Concernant l'attitude du gouvernement soudanais, Jan Eliasson a rappelé que Salim Salim et lui-même avaient appelé à un arrêt des bombardements, regrettant qu'après plus de deux mois de trêve, ces derniers aient repris, le 19 avril dernier.

"Il n'y aura pas de la paix au Darfour sans une normalisation des relations entre le Tchad et le Soudan", a-t-il en outre souligné, rappelant que les frontières entre les deux pays, tracées en 1878 par les pouvoirs coloniaux de l'époque, n'étaient pas représentatives de la réalité ethnique et tribale de la région, "ce dont ils payent le prix aujourd'hui".

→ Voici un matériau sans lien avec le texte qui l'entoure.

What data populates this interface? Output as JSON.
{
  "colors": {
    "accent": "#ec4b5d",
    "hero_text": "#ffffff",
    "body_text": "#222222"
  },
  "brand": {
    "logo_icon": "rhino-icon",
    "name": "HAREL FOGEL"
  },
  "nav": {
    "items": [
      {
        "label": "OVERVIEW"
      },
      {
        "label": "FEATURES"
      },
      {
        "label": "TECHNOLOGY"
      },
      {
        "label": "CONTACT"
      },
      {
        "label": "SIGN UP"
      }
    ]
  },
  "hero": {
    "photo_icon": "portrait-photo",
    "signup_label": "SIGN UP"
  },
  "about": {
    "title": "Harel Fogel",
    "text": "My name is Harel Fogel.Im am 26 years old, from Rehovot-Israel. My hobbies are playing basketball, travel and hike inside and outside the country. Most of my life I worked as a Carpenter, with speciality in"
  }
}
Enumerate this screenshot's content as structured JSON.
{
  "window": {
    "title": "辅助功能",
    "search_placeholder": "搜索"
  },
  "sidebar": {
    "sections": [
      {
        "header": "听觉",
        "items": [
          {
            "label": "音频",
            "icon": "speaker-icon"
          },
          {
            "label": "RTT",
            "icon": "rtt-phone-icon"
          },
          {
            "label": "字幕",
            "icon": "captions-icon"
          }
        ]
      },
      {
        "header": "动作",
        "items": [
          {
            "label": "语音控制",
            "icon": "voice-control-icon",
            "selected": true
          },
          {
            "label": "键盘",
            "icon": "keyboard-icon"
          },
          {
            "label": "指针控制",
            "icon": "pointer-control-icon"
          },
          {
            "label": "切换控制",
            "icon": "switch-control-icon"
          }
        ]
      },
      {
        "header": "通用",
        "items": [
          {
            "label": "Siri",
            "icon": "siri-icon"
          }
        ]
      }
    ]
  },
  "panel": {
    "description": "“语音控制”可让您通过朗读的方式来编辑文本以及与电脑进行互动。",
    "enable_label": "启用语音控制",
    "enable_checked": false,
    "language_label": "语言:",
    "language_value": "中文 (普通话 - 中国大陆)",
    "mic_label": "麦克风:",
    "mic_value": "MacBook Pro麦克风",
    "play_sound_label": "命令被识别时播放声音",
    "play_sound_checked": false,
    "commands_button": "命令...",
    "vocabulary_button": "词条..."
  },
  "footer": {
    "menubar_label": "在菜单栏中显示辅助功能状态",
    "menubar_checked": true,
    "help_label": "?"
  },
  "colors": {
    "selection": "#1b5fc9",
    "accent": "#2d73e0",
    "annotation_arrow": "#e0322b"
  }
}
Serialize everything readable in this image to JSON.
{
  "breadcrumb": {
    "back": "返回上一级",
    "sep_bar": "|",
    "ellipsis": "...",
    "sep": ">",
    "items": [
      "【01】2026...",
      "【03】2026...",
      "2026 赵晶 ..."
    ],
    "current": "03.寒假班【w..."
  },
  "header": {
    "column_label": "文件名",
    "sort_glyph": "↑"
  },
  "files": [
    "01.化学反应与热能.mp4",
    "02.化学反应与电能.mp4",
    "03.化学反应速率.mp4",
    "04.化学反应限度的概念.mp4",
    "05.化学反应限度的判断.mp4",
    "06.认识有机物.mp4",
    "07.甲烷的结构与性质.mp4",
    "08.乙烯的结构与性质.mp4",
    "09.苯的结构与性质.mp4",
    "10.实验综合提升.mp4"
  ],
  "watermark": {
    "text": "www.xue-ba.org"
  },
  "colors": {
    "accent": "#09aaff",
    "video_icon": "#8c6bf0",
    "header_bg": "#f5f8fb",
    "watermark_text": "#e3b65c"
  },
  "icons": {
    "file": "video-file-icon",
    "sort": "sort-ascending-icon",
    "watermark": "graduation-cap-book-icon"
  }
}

Evoquant son survol du Darfour dernièrement à bord d'un hélicoptère entre El Fasher et Umrai, Jan Eliasson a raconté qu'il avait pu voir plusieurs camps de réfugiés où s'entassent des dizaines de milliers de personnes dans des conditions très dures.

"Il ne faisait 'que' 42 degrés ce jour-là, mais le plus souvent, les températures tournent autour de 50 degrés", a-t-il rapporté.

Il a également insisté sur le nombre de villages totalement abandonnés ou brûlés dans la région, ainsi que sur les ravages de la désertification.

L'Envoyé spécial a rappelé que l'origine des conflits étaient liée à des tribus de bergers arabes contraints à descendre vers le Sud pour échapper au désert, ce qui a provoqué des luttes et des combats pour les ressources naturelles déjà faibles de la province avec des ethnies différentes.

Il a souligné la grande fragilité de la situation humanitaire dans la région, à un coût de 700 millions de dollars par ans.

"Mais nous n'avons fait que mettre des pansements sur des plaies infectées", a insisté Jan Eliasson, espérant que "le monde ne va pas tourner le dos au Darfour une fois que les hostilités auront cessé".